SEC. 3. The organization and administration of the Department shall be determined and supervised by the Secretary, who shall prescribe such regulations for the purpose as may be necessary or appropriate.

SEC. 4. All laws relating to the executive departments and their officers and employees shall, to the extent not inconsistent or inapplicable, apply to the Department and its officers and employees.

Mr. DADDARIO. This committee will adjourn to the call of the Chair. (Whereupon, at 12:15 p.m., the subcommittee adjourned, subject to the call of the Chair.)

APPENDIX A

BIOGRAPHIES OF WITNESSES

DR. IVAN L. BENNETT, JR.

Dr. Ivan L. Bennett, Jr., was born in Washington, D.C., on March 4, 1922. In 1944, he married Martha Rhodes of Atlanta, Georgia; they have four children: Susan, Paul, Katherine, and Jeffrey.

Since February, 1969, he has been director of the New York University Medical Center and Vice President for Health Affairs, New York University.

Dr. Bennett was nominated by President Johnson to be Deputy Director of the Office of Science and Technology in the Executive Office of the President on July 30, 1966, and the Senate confirmed the nomination on August 31, 1966.

After receiving his A.B. degree in 1943 and his M.D. in 1946, both from Emory University, Dr. Bennett continued his postgraduate and residency training in internal medicine at Emory, Johns Hopkins, and Duke and was certified as a diplomate of the American Board of Internal Medicine in 1954. From 1947 to 1949, he was a guest investigator at the Naval Medical Research Institute in Bethesda.

After 2 years as Assistant Professor of Internal Medicine at Yale University, Dr. Bennett became Associate Professor of Medicine at Johns Hopkins in 1954 and, in 1957, he was made Professor of Medicine and Head of the Division of Biology and Oncology. In 1958 he became Baxley Professor of Pathology and Director of the Department of Pathology at Johns Hopkins University School of Medicine and Pathologist-in-Chief of the Johns Hopkins Hospital.

Dr. Bennett has been a member of the editorial board of the Bulletin of the Johns Hopkins Hospital, Experimental and Molecular Pathology. Laboratory Investigation, and Annual Review of Medicine. He has been consultant to the Surgeon General of the Army, to the U.S. Public Health Service Communicable Disease Center, to the Office of Science and Technology, the Office of Emergency Planning, and to the Secretary of Health, Education, and Welfare and the Secretary of the Army. He is a member of the Commission on Epidemiological Survey of the Armed Forces Epidemiology Board and was a member of the Pathology Training Committee of the National Institutes of Health in 1965–66. He has also served as Chairman of the Board of Scientific Councillors of the National Institute of Dental Research, Members of the Program-Project Committee of the National Institute for Allergy and Infectious Diseases, Chairman of the Pathology Test Committee of the National Board of Medical Examiners, and Member of the Committee on Influenza Research.

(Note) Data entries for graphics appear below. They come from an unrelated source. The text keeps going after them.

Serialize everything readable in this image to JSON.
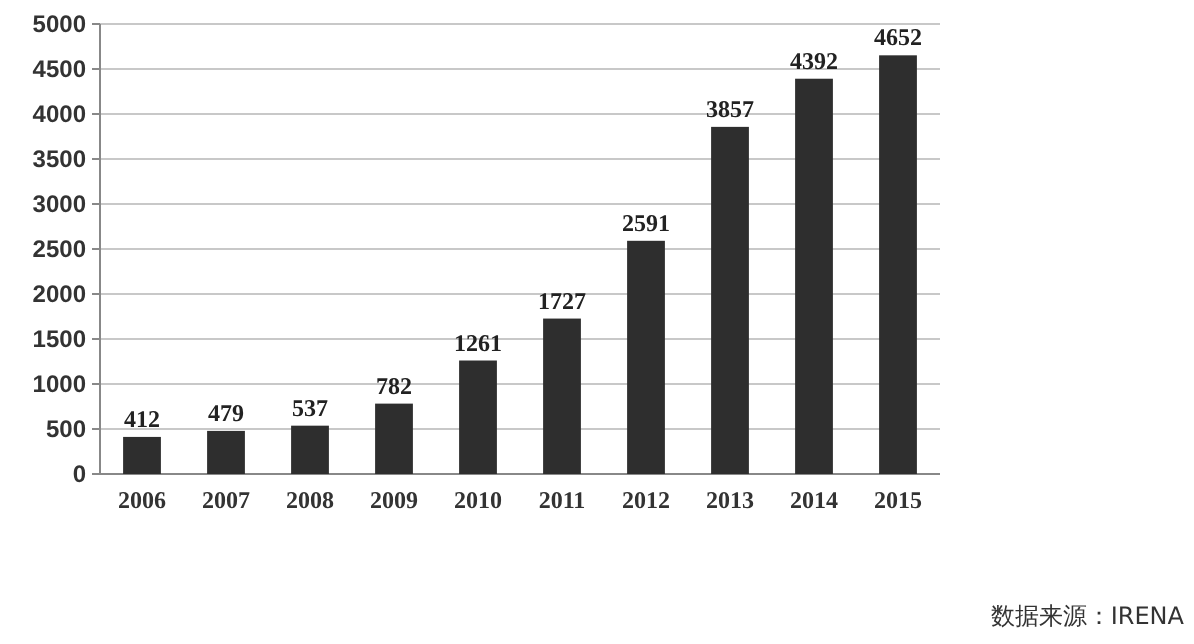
{
  "chart_data": {
    "type": "bar",
    "categories": [
      "2006",
      "2007",
      "2008",
      "2009",
      "2010",
      "2011",
      "2012",
      "2013",
      "2014",
      "2015"
    ],
    "values": [
      412,
      479,
      537,
      782,
      1261,
      1727,
      2591,
      3857,
      4392,
      4652
    ],
    "color": "#2e2e2e",
    "ylim": [
      0,
      5000
    ],
    "yticks": [
      0,
      500,
      1000,
      1500,
      2000,
      2500,
      3000,
      3500,
      4000,
      4500,
      5000
    ],
    "grid": "y",
    "data_labels": true,
    "annotations": [
      "数据来源：IRENA"
    ]
  }
}
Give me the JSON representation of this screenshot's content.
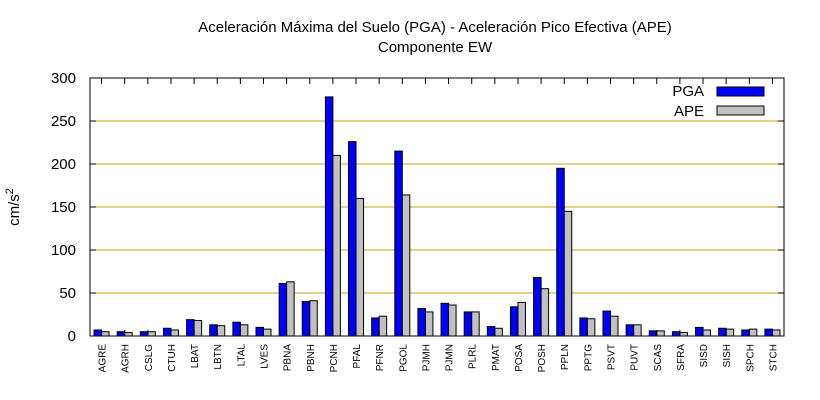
{
  "chart_data": {
    "type": "bar",
    "title": "Aceleración Máxima del Suelo (PGA) -  Aceleración Pico Efectiva (APE)",
    "subtitle": "Componente EW",
    "ylabel_base": "cm/s",
    "ylabel_sup": "2",
    "xlabel": "",
    "ylim": [
      0,
      300
    ],
    "yticks": [
      0,
      50,
      100,
      150,
      200,
      250,
      300
    ],
    "grid": "horizontal",
    "legend_position": "top-right",
    "categories": [
      "AGRE",
      "AGRH",
      "CSLG",
      "CTUH",
      "LBAT",
      "LBTN",
      "LTAL",
      "LVES",
      "PBNA",
      "PBNH",
      "PCNH",
      "PFAL",
      "PFNR",
      "PGOL",
      "PJMH",
      "PJMN",
      "PLRL",
      "PMAT",
      "POSA",
      "POSH",
      "PPLN",
      "PPTG",
      "PSVT",
      "PUVT",
      "SCAS",
      "SFRA",
      "SISD",
      "SISH",
      "SPCH",
      "STCH"
    ],
    "series": [
      {
        "name": "PGA",
        "color": "#0000ff",
        "values": [
          7,
          5,
          5,
          9,
          19,
          13,
          16,
          10,
          61,
          40,
          278,
          226,
          21,
          215,
          32,
          38,
          28,
          11,
          34,
          68,
          195,
          21,
          29,
          13,
          6,
          5,
          10,
          9,
          7,
          8
        ]
      },
      {
        "name": "APE",
        "color": "#c0c0c0",
        "values": [
          5,
          4,
          5,
          7,
          18,
          12,
          13,
          8,
          63,
          41,
          210,
          160,
          23,
          164,
          28,
          36,
          28,
          9,
          39,
          55,
          145,
          20,
          23,
          13,
          6,
          4,
          7,
          8,
          8,
          7
        ]
      }
    ]
  }
}
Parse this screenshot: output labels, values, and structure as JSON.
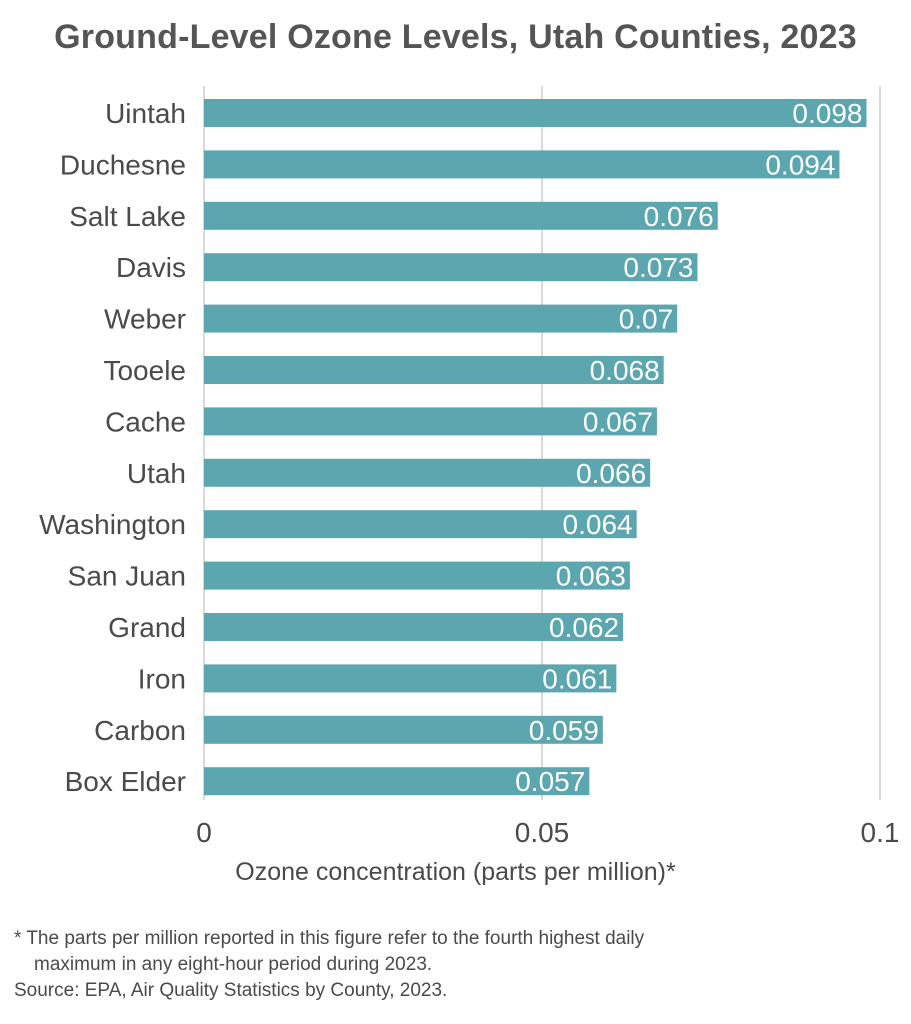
{
  "chart_data": {
    "type": "bar",
    "orientation": "horizontal",
    "title": "Ground-Level Ozone Levels, Utah Counties, 2023",
    "xlabel": "Ozone concentration (parts per million)*",
    "ylabel": "",
    "categories": [
      "Uintah",
      "Duchesne",
      "Salt Lake",
      "Davis",
      "Weber",
      "Tooele",
      "Cache",
      "Utah",
      "Washington",
      "San Juan",
      "Grand",
      "Iron",
      "Carbon",
      "Box Elder"
    ],
    "values": [
      0.098,
      0.094,
      0.076,
      0.073,
      0.07,
      0.068,
      0.067,
      0.066,
      0.064,
      0.063,
      0.062,
      0.061,
      0.059,
      0.057
    ],
    "value_labels": [
      "0.098",
      "0.094",
      "0.076",
      "0.073",
      "0.07",
      "0.068",
      "0.067",
      "0.066",
      "0.064",
      "0.063",
      "0.062",
      "0.061",
      "0.059",
      "0.057"
    ],
    "xticks": [
      0,
      0.05,
      0.1
    ],
    "xtick_labels": [
      "0",
      "0.05",
      "0.1"
    ],
    "xlim": [
      0,
      0.1
    ],
    "grid": true,
    "legend": "none",
    "bar_color": "#5ba6af",
    "grid_color": "#d9d9d9"
  },
  "footnote": {
    "line1": "* The parts per million reported in this figure refer to the fourth highest daily",
    "line2": "maximum in any eight-hour period during 2023.",
    "source": "Source: EPA, Air Quality Statistics by County, 2023."
  }
}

He has been a member of the Board of Scientific Advisors of the Armed Forces Institute of Pathology, the National Board of Medical Examiners, and the Executive Committee of the Division of Medical Sciences of the National Research Council.

In April, 1966, he was appointed by President Johnson to the President's Science Advisory Committee.

Dr. Bennett has published about 140 scientific papers and is the editor of a textbook, "Principles of Internal Medicine." He is a trustee of the Emory University Medical Alumni Association and is a member of many professional societies including the American Society for Clinical Investigation and the Association of American Physicians.